I was getting a lot of ads for gay dating in the google ads bars & columns on ENW.  So I typed "I like women" into the URL/Search bar in Google Chrome, pressed enter, and a day later the ENW google ads bar looks like this:


_Gorgeous Ukraine Girl
22,000+ Ukraine Girls' Profiles Choose your Perfect Girl & Marry!
AnastasiaDate.co.uk
Meet Polish Singles
Connect with Polish Singles today! Match - The Original Love Guarantee
Match.com | The Leading Online Dating Site for Singles & Personals
Meet Romanian Women
1000s of Single Romanians Online Free Sign Up!
RomaniaKiss - Romanian Dating, Romanian Singles, Romanian Personals & Chat
Virgin Media Broadband
Get a Virgin Media TV, broadband & phone bundle and save £5 a month_


----------



## RedTonic (Jun 18, 2011)

So Google is trying to sell you on mail-order brides via EN World? Nice! A captive audience for any campaign.


----------



## Mark CMG (Jun 18, 2011)

[MENTION=463]S'mon[/MENTION] - Next try "I like S'mores."


----------



## El Mahdi (Jun 18, 2011)

And don't think of the Stay-Puft Marshmallow Man...Google Ads will know if you do!!!!!!


----------



## S'mon (Jun 19, 2011)

El Mahdi said:


> And don't think of the Stay-Puft Marshmallow Man...Google Ads will know if you do!!!!!!

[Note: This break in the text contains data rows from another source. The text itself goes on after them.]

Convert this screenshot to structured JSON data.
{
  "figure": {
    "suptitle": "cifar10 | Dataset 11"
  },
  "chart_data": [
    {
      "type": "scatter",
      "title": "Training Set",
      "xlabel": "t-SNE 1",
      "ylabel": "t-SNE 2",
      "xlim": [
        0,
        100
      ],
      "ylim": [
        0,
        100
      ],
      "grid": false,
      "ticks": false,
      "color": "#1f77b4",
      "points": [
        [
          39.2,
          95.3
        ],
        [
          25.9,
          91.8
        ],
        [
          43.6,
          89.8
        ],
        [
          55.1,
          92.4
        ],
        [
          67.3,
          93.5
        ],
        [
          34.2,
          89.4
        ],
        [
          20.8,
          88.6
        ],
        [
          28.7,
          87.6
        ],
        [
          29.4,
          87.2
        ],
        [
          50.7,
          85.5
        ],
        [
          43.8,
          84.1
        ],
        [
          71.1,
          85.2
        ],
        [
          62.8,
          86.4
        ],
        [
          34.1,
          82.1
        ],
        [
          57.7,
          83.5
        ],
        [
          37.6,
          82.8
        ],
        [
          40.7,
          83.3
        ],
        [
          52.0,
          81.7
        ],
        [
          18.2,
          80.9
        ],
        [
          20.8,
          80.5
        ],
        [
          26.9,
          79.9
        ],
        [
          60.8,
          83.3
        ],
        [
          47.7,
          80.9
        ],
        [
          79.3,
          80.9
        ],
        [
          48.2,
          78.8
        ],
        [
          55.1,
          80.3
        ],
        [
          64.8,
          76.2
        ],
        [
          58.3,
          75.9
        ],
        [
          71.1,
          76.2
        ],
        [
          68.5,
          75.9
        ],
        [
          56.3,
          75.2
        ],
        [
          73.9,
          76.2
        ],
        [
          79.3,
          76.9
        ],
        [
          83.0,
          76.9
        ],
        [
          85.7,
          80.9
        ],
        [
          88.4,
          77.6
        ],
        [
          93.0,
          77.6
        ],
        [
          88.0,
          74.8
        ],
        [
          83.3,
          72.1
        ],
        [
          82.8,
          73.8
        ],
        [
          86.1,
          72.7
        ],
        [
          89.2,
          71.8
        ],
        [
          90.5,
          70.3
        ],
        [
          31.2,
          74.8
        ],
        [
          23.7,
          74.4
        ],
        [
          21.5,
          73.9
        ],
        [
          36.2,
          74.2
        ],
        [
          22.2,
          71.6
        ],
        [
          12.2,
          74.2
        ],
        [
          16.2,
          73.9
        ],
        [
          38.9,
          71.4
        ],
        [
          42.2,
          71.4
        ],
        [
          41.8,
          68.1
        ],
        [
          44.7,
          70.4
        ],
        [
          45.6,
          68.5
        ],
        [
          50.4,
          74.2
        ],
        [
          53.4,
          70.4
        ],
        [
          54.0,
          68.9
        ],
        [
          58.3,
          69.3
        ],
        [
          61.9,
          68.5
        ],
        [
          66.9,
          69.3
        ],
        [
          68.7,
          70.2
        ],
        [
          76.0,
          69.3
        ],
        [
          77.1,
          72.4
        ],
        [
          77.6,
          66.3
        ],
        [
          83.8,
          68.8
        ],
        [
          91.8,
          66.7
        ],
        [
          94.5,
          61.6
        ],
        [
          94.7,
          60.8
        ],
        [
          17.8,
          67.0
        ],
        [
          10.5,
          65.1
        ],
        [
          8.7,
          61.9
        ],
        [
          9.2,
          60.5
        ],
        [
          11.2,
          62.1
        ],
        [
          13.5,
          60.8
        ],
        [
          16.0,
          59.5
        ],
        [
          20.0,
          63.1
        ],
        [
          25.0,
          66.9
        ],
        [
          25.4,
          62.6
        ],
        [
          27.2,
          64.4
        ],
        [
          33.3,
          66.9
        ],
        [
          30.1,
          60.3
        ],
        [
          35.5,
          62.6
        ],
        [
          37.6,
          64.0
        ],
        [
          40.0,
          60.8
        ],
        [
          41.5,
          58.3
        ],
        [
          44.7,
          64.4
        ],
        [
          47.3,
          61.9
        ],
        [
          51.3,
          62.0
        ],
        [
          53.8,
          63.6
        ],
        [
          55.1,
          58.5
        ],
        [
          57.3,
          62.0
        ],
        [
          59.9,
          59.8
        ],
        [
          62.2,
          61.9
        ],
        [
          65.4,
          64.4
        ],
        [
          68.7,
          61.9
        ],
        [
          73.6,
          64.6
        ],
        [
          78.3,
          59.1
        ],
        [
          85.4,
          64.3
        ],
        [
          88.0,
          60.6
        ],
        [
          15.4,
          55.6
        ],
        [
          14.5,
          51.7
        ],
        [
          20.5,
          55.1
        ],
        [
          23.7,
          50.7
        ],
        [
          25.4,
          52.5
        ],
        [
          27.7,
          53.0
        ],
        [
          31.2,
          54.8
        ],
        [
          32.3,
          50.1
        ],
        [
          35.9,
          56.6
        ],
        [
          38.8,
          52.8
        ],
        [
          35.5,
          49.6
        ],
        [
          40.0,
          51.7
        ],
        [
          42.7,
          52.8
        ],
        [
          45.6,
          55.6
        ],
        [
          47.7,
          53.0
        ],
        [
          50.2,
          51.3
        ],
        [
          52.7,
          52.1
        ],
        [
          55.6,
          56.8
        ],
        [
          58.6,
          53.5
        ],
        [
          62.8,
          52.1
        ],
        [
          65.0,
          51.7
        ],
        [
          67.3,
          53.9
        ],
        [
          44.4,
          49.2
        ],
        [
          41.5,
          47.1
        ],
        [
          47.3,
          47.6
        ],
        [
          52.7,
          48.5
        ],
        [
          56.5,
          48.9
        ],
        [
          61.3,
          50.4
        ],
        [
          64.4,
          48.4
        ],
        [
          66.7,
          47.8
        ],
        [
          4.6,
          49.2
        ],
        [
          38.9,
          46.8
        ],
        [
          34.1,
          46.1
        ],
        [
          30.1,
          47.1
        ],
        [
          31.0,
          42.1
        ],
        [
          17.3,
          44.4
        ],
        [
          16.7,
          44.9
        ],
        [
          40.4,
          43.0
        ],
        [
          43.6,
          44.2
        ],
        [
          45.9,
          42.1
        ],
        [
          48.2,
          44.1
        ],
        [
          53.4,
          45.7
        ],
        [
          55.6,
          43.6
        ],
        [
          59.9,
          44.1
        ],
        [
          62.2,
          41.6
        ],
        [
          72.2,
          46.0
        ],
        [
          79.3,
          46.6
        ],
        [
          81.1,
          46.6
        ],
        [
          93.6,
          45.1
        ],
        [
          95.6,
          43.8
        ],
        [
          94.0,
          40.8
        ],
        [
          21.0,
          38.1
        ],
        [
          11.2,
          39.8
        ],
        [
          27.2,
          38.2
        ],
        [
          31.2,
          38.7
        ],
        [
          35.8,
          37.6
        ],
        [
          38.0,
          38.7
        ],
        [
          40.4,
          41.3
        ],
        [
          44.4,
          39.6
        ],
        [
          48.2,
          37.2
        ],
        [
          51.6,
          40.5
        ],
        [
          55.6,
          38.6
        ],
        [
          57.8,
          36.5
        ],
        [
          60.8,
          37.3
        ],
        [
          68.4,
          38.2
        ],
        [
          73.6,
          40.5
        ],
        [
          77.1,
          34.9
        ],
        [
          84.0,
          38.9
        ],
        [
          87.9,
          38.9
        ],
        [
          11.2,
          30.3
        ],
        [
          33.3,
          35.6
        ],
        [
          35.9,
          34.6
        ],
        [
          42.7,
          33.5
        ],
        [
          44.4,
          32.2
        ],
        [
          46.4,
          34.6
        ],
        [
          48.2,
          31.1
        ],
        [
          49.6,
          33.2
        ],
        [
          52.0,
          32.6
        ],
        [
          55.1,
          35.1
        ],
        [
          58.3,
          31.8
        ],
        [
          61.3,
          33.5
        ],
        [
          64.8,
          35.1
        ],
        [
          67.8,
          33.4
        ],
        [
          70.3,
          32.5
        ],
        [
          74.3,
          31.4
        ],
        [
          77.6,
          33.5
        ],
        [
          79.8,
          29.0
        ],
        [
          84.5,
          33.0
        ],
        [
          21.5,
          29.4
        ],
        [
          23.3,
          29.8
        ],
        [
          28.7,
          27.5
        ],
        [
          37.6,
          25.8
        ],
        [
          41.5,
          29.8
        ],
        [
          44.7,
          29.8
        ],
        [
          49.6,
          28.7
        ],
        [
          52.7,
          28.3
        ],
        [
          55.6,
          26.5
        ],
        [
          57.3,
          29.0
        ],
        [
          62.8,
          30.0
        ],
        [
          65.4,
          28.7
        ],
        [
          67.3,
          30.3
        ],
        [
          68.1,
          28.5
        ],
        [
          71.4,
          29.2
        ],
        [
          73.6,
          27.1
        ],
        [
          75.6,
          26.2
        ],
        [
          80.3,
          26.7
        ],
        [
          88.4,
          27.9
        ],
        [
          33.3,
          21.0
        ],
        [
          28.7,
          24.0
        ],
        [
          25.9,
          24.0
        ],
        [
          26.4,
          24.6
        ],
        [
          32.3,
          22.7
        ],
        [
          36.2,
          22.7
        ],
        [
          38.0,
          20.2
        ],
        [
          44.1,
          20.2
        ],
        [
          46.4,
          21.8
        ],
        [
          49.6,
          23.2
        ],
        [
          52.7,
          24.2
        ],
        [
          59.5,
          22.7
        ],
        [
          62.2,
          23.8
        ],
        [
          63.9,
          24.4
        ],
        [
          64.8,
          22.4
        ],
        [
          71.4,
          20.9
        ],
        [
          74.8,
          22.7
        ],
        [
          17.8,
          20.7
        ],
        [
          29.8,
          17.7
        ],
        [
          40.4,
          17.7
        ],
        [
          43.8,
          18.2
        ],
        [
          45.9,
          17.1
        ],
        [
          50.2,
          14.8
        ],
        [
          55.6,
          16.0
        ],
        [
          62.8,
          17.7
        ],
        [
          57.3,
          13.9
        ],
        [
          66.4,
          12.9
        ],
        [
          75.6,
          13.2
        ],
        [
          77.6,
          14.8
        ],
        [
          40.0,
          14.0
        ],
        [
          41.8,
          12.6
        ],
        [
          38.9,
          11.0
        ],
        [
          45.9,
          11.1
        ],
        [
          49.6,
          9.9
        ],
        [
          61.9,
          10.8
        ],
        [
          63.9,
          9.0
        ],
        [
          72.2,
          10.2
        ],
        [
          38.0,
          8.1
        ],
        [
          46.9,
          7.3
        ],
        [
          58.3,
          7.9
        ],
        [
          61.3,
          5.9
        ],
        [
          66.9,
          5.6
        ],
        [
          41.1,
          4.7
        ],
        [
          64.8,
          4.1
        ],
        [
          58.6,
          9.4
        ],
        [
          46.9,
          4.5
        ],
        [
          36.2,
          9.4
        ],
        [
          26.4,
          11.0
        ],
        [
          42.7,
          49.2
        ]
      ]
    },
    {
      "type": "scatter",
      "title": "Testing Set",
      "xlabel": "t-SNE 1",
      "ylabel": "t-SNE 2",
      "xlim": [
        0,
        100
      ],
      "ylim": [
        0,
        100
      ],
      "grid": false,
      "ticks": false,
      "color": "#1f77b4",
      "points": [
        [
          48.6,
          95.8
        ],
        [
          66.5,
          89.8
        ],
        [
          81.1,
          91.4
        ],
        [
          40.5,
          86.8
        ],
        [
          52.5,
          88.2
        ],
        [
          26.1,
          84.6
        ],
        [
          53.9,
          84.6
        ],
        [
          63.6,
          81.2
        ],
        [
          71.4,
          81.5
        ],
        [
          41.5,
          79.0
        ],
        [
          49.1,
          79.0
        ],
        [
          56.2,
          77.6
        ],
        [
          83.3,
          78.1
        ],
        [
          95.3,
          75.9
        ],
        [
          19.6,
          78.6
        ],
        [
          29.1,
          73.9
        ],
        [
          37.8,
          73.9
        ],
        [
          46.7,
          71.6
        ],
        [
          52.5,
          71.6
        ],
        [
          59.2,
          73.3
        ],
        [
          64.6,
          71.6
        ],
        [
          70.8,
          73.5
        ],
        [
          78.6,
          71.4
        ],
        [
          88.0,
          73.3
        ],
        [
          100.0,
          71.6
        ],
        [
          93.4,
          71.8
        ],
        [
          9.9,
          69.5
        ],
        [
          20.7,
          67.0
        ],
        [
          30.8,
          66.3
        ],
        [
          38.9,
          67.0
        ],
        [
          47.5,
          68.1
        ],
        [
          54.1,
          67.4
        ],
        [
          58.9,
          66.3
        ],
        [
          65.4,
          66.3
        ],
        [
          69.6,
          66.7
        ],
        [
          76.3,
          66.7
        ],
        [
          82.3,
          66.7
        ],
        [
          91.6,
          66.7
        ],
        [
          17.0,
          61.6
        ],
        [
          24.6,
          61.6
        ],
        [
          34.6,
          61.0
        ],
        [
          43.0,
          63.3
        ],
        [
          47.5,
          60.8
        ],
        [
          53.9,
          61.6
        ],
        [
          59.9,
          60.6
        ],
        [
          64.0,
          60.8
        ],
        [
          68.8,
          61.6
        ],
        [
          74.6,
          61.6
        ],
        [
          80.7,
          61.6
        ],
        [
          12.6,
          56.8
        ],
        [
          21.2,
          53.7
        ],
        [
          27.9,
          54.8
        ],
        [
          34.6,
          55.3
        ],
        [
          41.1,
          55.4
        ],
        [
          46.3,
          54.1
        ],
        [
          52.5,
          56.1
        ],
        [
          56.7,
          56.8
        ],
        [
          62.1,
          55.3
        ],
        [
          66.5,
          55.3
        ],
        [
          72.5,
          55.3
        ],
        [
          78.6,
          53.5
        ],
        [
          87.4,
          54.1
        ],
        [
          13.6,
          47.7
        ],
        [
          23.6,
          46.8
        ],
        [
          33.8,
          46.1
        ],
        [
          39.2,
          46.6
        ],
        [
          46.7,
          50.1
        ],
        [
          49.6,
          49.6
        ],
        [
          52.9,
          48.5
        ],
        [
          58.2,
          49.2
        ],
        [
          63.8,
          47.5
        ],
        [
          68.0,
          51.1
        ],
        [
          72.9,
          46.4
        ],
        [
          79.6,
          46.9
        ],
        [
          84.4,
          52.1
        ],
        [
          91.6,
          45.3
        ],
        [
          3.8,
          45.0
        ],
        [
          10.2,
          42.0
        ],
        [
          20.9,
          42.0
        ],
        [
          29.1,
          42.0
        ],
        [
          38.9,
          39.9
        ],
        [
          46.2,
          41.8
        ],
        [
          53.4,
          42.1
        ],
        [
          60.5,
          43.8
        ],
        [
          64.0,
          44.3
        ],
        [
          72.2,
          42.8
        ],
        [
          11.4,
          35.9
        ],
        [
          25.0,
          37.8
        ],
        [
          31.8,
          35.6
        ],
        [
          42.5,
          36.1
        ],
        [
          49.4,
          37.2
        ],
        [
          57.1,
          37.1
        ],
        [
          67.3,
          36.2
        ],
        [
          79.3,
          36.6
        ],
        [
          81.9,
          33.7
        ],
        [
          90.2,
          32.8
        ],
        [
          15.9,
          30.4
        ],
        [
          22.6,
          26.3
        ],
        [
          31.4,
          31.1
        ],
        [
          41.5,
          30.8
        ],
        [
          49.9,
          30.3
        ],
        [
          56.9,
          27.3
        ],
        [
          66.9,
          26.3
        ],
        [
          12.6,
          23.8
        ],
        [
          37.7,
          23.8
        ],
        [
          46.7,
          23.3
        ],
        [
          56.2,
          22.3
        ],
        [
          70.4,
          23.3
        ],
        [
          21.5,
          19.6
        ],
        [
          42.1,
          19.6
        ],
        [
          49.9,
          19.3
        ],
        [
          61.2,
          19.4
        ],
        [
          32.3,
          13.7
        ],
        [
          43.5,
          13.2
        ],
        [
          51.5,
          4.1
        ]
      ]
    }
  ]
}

I'm flying to Scotland via Gatwick airport soon.  The Google ads bar just came up with:

"Gatwick Airport - Booked Your Parking Yet?"

Fools - don't they know I don't drive!!


----------



## Umbran (Jun 20, 2011)

Well, at least it shows Google really does respond to your search history


----------



## Relique du Madde (Jun 20, 2011)

Umbran said:


> Well, at least it shows Google really does respond to your search history




Hmm...  I wonder what ads I will get if I search for Dwarves, midget, little people, and amputees each day.


----------



## Morrus (Jun 20, 2011)

S'mon said:


> I was getting a lot of ads for gay dating in the google ads bars & columns on ENW.




Stop searching for them then!


----------



## Matt James (Jun 20, 2011)

Morrus said:


> Stop searching for them then!




Quoted for emphasis!


----------



## S'mon (Jun 20, 2011)

Morrus said:


> Stop searching for them then!




Sexually harrassed by Morrus, yaay.


----------



## Kzach (Jun 20, 2011)

S'mon said:


> Sexually harrassed by Morrus, yaay.




That should be on a t-shirt for the next Gencon.

"I was sexually harassed by Morrus... yay!"


----------